401(k) Plan

Investing

A tax-advantaged retirement savings plan offered by US employers that allows employees to contribute pre-tax income, often with an employer match.

## 401(k) Plan

A 401(k) is a defined-contribution retirement plan named after Section 401(k) of the US Internal Revenue Code. It is the most common employer-sponsored retirement vehicle in the United States, covering over 60 million active participants.

### Contribution Limits (2026)

| Type | Limit |
|------|-------|
| Employee elective deferral | $23,500 |
| Catch-up (age 50+) | $7,500 additional |
| Total (employee + employer) | $70,000 |

### Tax Treatment

**Traditional 401(k)**: Contributions reduce taxable income in the year they are made. Withdrawals in retirement are taxed as ordinary income.

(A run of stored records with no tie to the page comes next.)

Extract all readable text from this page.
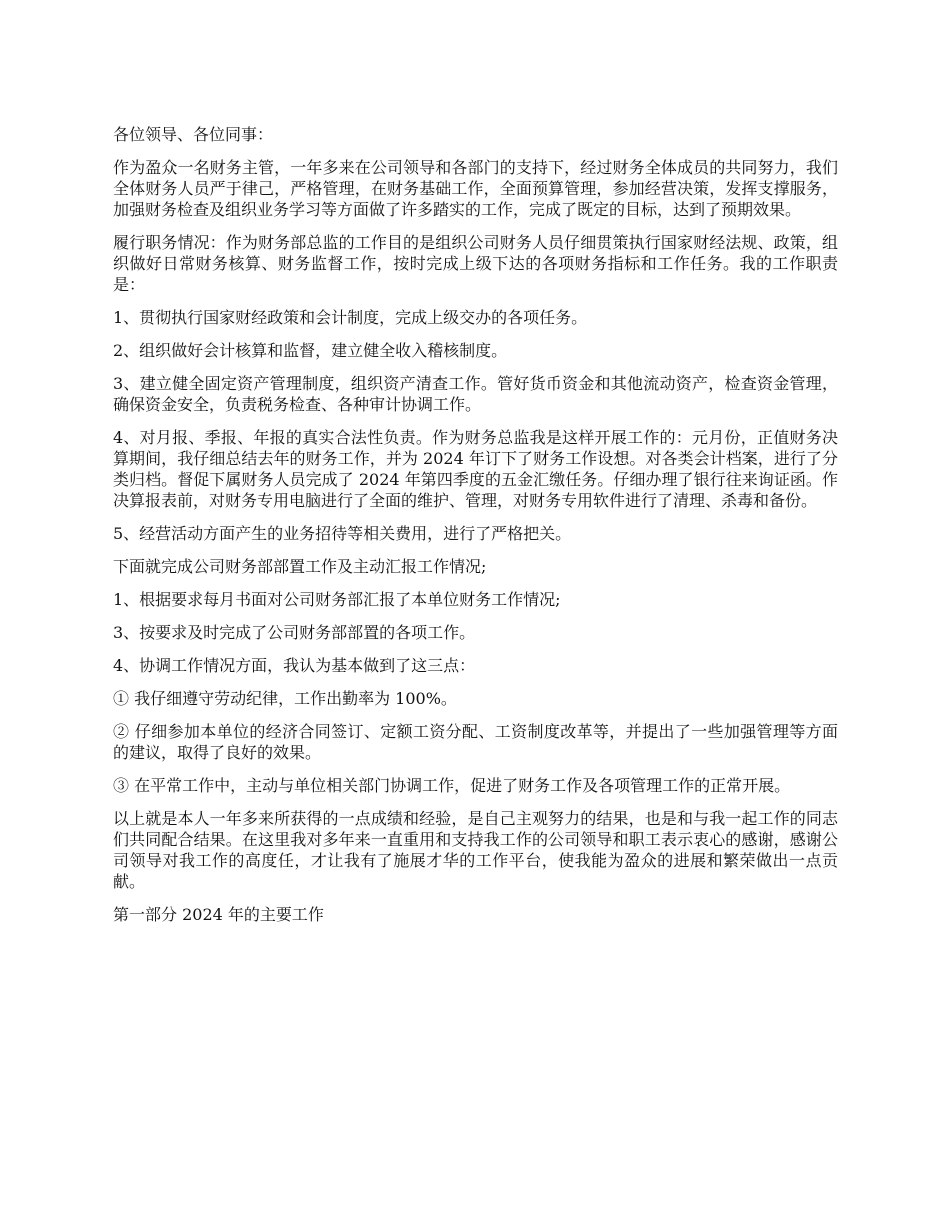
各位领导、各位同事：

作为盈众一名财务主管，一年多来在公司领导和各部门的支持下，经过财务全体成员的共同努力，我们全体财务人员严于律己，严格管理，在财务基础工作，全面预算管理，参加经营决策，发挥支撑服务，加强财务检查及组织业务学习等方面做了许多踏实的工作，完成了既定的目标，达到了预期效果。

履行职务情况：作为财务部总监的工作目的是组织公司财务人员仔细贯策执行国家财经法规、政策，组织做好日常财务核算、财务监督工作，按时完成上级下达的各项财务指标和工作任务。我的工作职责是：

1、贯彻执行国家财经政策和会计制度，完成上级交办的各项任务。

2、组织做好会计核算和监督，建立健全收入稽核制度。

3、建立健全固定资产管理制度，组织资产清查工作。管好货币资金和其他流动资产，检查资金管理，确保资金安全，负责税务检查、各种审计协调工作。

4、对月报、季报、年报的真实合法性负责。作为财务总监我是这样开展工作的：元月份，正值财务决算期间，我仔细总结去年的财务工作，并为 2024 年订下了财务工作设想。对各类会计档案，进行了分类归档。督促下属财务人员完成了 2024 年第四季度的五金汇缴任务。仔细办理了银行往来询证函。作决算报表前，对财务专用电脑进行了全面的维护、管理，对财务专用软件进行了清理、杀毒和备份。

5、经营活动方面产生的业务招待等相关费用，进行了严格把关。

下面就完成公司财务部部置工作及主动汇报工作情况;

1、根据要求每月书面对公司财务部汇报了本单位财务工作情况;

3、按要求及时完成了公司财务部部置的各项工作。

4、协调工作情况方面，我认为基本做到了这三点：

① 我仔细遵守劳动纪律，工作出勤率为 100%。

② 仔细参加本单位的经济合同签订、定额工资分配、工资制度改革等，并提出了一些加强管理等方面的建议，取得了良好的效果。

③ 在平常工作中，主动与单位相关部门协调工作，促进了财务工作及各项管理工作的正常开展。

以上就是本人一年多来所获得的一点成绩和经验，是自己主观努力的结果，也是和与我一起工作的同志们共同配合结果。在这里我对多年来一直重用和支持我工作的公司领导和职工表示衷心的感谢，感谢公司领导对我工作的高度任，才让我有了施展才华的工作平台，使我能为盈众的进展和繁荣做出一点贡献。

第一部分 2024 年的主要工作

**Roth 401(k)**: Contributions are made with after-tax dollars, but qualified withdrawals in retirement are entirely tax-free, including investment gains.

### Employer Match

A common employer match formula is 50% of contributions up to 6% of salary. On a $100,000 salary, contributing 6% ($6,000) yields a $3,000 employer match — an immediate 50% return on invested money.

### Vesting

Employer contributions may be subject to a vesting schedule (e.g. 3-year cliff or 6-year graded), meaning employees must stay a certain period to keep the employer's contributions.